ORCiD 0000-0001-7909-6719

Title of project:
The functional role of TREM2 in mouse models of human retinitis pigmentosa

Retinitis pigmentosa (RP) is a progressive neural degenerative disease and commonly caused by gene mutations. It can cause the functional or morphological damage of photoreceptors and eventually leads to the death of photoreceptors and the loss of visual function.
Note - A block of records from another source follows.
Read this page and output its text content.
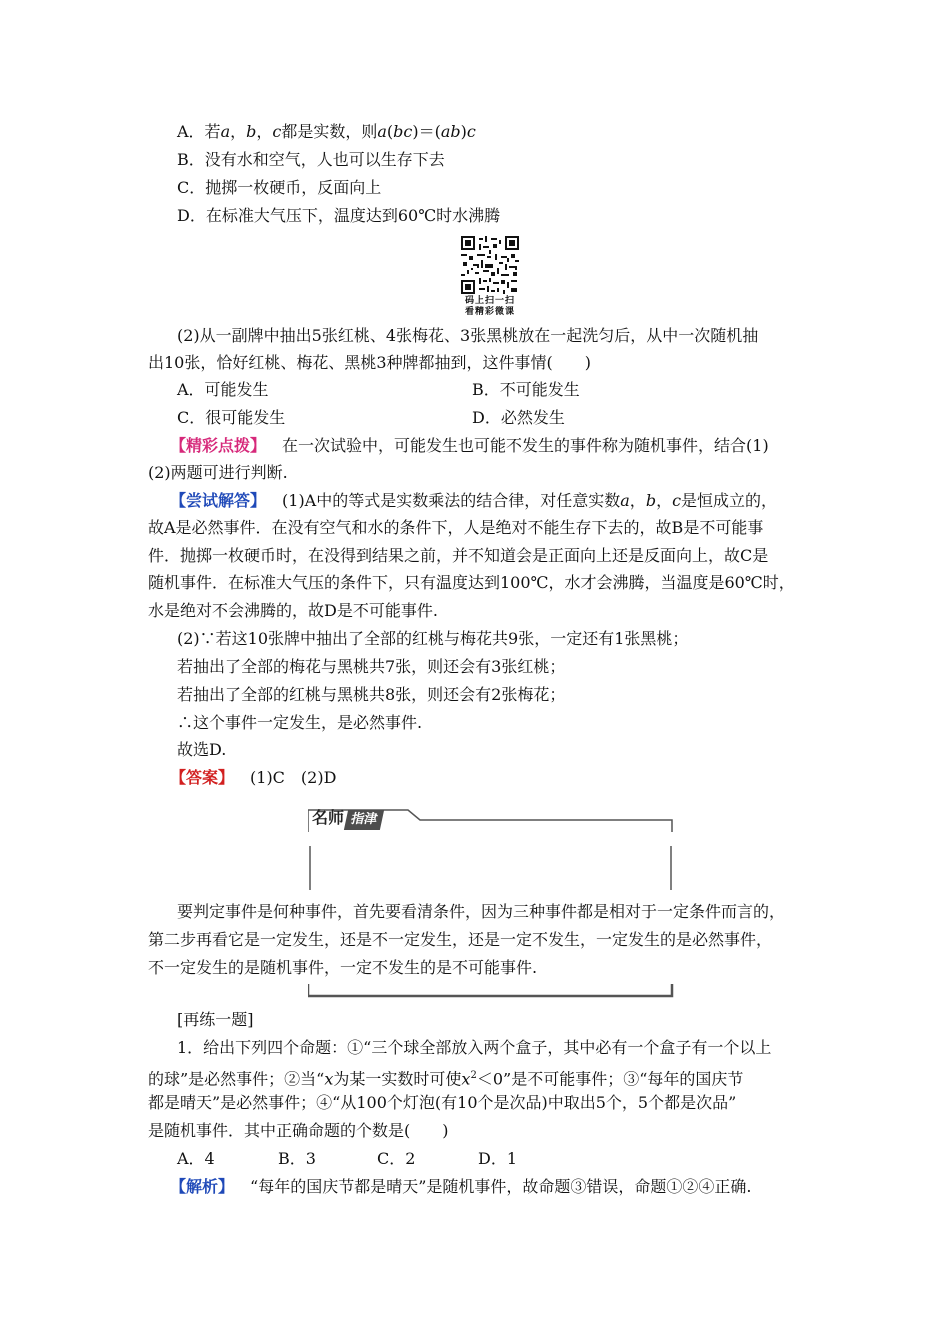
A．若a，b，c都是实数，则a(bc)＝(ab)c
B．没有水和空气，人也可以生存下去
C．抛掷一枚硬币，反面向上
D．在标准大气压下，温度达到60℃时水沸腾
码上扫一扫
看精彩微课
(2)从一副牌中抽出5张红桃、4张梅花、3张黑桃放在一起洗匀后，从中一次随机抽
出10张，恰好红桃、梅花、黑桃3种牌都抽到，这件事情(　　)
A．可能发生	B．不可能发生
C．很可能发生	D．必然发生
【精彩点拨】 在一次试验中，可能发生也可能不发生的事件称为随机事件，结合(1)
(2)两题可进行判断.
【尝试解答】 (1)A中的等式是实数乘法的结合律，对任意实数a，b，c是恒成立的，
故A是必然事件．在没有空气和水的条件下，人是绝对不能生存下去的，故B是不可能事
件．抛掷一枚硬币时，在没得到结果之前，并不知道会是正面向上还是反面向上，故C是
随机事件．在标准大气压的条件下，只有温度达到100℃，水才会沸腾，当温度是60℃时，
水是绝对不会沸腾的，故D是不可能事件.
(2)∵若这10张牌中抽出了全部的红桃与梅花共9张，一定还有1张黑桃；
若抽出了全部的梅花与黑桃共7张，则还会有3张红桃；
若抽出了全部的红桃与黑桃共8张，则还会有2张梅花；
∴这个事件一定发生，是必然事件.
故选D.
【答案】 (1)C　(2)D
名师 指津
要判定事件是何种事件，首先要看清条件，因为三种事件都是相对于一定条件而言的，
第二步再看它是一定发生，还是不一定发生，还是一定不发生，一定发生的是必然事件，
不一定发生的是随机事件，一定不发生的是不可能事件.
[再练一题]
1．给出下列四个命题：①“三个球全部放入两个盒子，其中必有一个盒子有一个以上
的球”是必然事件；②当“x为某一实数时可使$x^2<0$”是不可能事件；③“每年的国庆节
都是晴天”是必然事件；④“从100个灯泡(有10个是次品)中取出5个，5个都是次品”
是随机事件．其中正确命题的个数是(　　)
A．4	B．3	C．2	D．1
【解析】 “每年的国庆节都是晴天”是随机事件，故命题③错误，命题①②④正确.
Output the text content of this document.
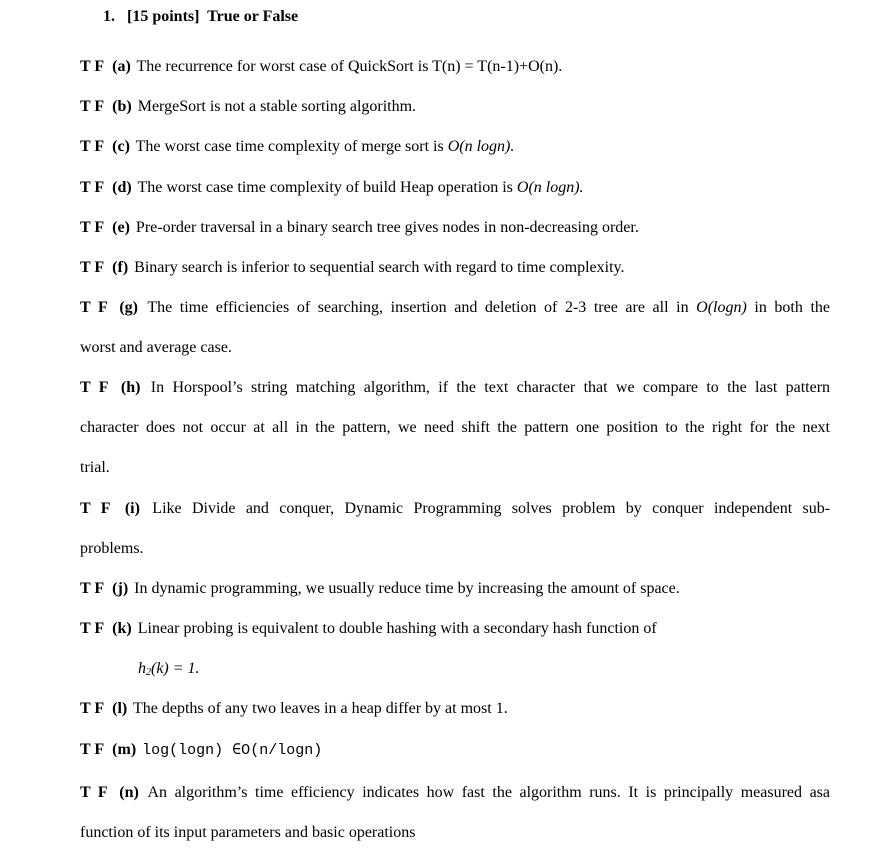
1. [15 points] True or False
T F (a) The recurrence for worst case of QuickSort is T(n) = T(n-1)+O(n).
T F (b) MergeSort is not a stable sorting algorithm.
T F (c) The worst case time complexity of merge sort is O(n logn).
T F (d) The worst case time complexity of build Heap operation is O(n logn).
T F (e) Pre-order traversal in a binary search tree gives nodes in non-decreasing order.
T F (f) Binary search is inferior to sequential search with regard to time complexity.
T F (g) The time efficiencies of searching, insertion and deletion of 2-3 tree are all in O(logn) in both the
worst and average case.
T F (h) In Horspool’s string matching algorithm, if the text character that we compare to the last pattern
character does not occur at all in the pattern, we need shift the pattern one position to the right for the next
trial.
T F (i) Like Divide and conquer, Dynamic Programming solves problem by conquer independent sub-
problems.
T F (j) In dynamic programming, we usually reduce time by increasing the amount of space.
T F (k) Linear probing is equivalent to double hashing with a secondary hash function of
$h_2(k) = 1$.
T F (l) The depths of any two leaves in a heap differ by at most 1.
T F (m) log(logn) ∈O(n/logn)
T F (n) An algorithm’s time efficiency indicates how fast the algorithm runs. It is principally measured asa
function of its input parameters and basic operations
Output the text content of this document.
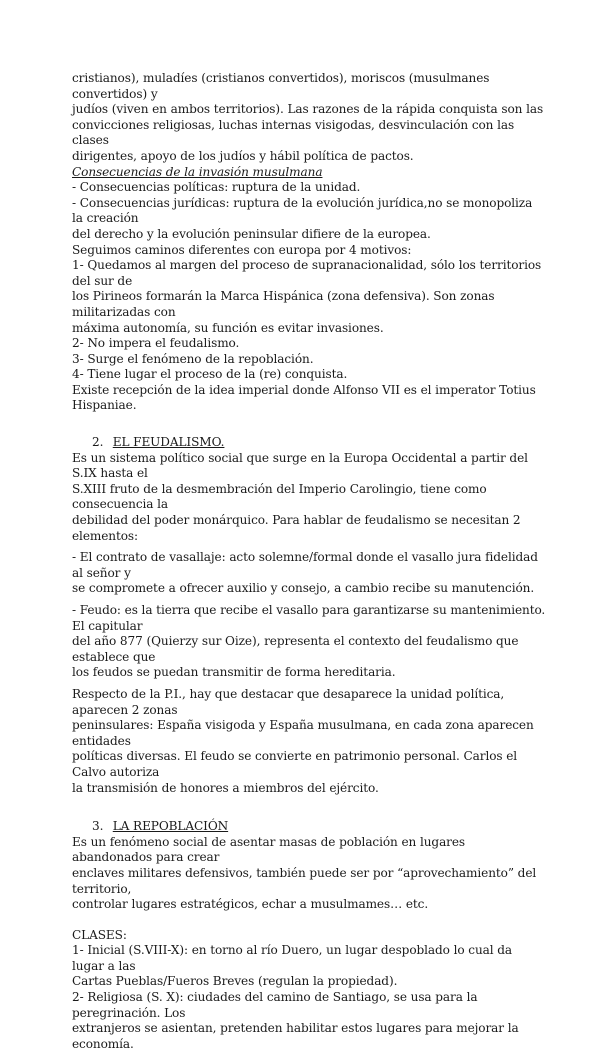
cristianos), muladíes (cristianos convertidos), moriscos (musulmanes convertidos) y

judíos (viven en ambos territorios). Las razones de la rápida conquista son las

convicciones religiosas, luchas internas visigodas, desvinculación con las clases

dirigentes, apoyo de los judíos y hábil política de pactos.

Consecuencias de la invasión musulmana

- Consecuencias políticas: ruptura de la unidad.

- Consecuencias jurídicas: ruptura de la evolución jurídica,no se monopoliza la creación

del derecho y la evolución peninsular difiere de la europea.

Seguimos caminos diferentes con europa por 4 motivos:

1- Quedamos al margen del proceso de supranacionalidad, sólo los territorios del sur de

los Pirineos formarán la Marca Hispánica (zona defensiva). Son zonas militarizadas con

máxima autonomía, su función es evitar invasiones.

2- No impera el feudalismo.

3- Surge el fenómeno de la repoblación.

4- Tiene lugar el proceso de la (re) conquista.

Existe recepción de la idea imperial donde Alfonso VII es el imperator Totius Hispaniae.

2. EL FEUDALISMO.

Es un sistema político social que surge en la Europa Occidental a partir del S.IX hasta el

S.XIII fruto de la desmembración del Imperio Carolingio, tiene como consecuencia la

debilidad del poder monárquico. Para hablar de feudalismo se necesitan 2 elementos:

- El contrato de vasallaje: acto solemne/formal donde el vasallo jura fidelidad al señor y

se compromete a ofrecer auxilio y consejo, a cambio recibe su manutención.

- Feudo: es la tierra que recibe el vasallo para garantizarse su mantenimiento. El capitular

del año 877 (Quierzy sur Oize), representa el contexto del feudalismo que establece que

los feudos se puedan transmitir de forma hereditaria.

Respecto de la P.I., hay que destacar que desaparece la unidad política, aparecen 2 zonas

peninsulares: España visigoda y España musulmana, en cada zona aparecen entidades

políticas diversas. El feudo se convierte en patrimonio personal. Carlos el Calvo autoriza

la transmisión de honores a miembros del ejército.

3. LA REPOBLACIÓN

Es un fenómeno social de asentar masas de población en lugares abandonados para crear

enclaves militares defensivos, también puede ser por “aprovechamiento” del territorio,

controlar lugares estratégicos, echar a musulmames… etc.

CLASES:

1- Inicial (S.VIII-X): en torno al río Duero, un lugar despoblado lo cual da lugar a las

Cartas Pueblas/Fueros Breves (regulan la propiedad).

2- Religiosa (S. X): ciudades del camino de Santiago, se usa para la peregrinación. Los

extranjeros se asientan, pretenden habilitar estos lugares para mejorar la economía.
These damages are currently irreversible and there is no effective therapeutic approach to slow down the degenerative process of RP. Recently new therapeutic strategies are emerging, including gene therapy, neuroprotection, retinal prothesis, although underlying mechanisms are still poorly understood.

The retina is protected from external and internal insults by its blood-retina barriers, immune suppressive microenvironment and its own defense system, i.e., microglia and the complement system. As we all know, microglia is the primary resident immune cell type and participates in potential neurodegeneration by producing proinflammatory neurotoxic cytokines and removing living neurons via phagocytosis under pathological conditions. Triggering receptor expressed on myeloid cells 2 (TREM2) is specifically expressed by microglia and interacts with signal transduction partners to initiate signal transduction pathways that promote microglial cell phagocytosis.

This project aims to investigate the functional role of TREM2 in neuroinflammation in the rd10 mouse model of RP, highlight the role of microglia and establish the translational potential of TREM2- directed therapies for RP patients.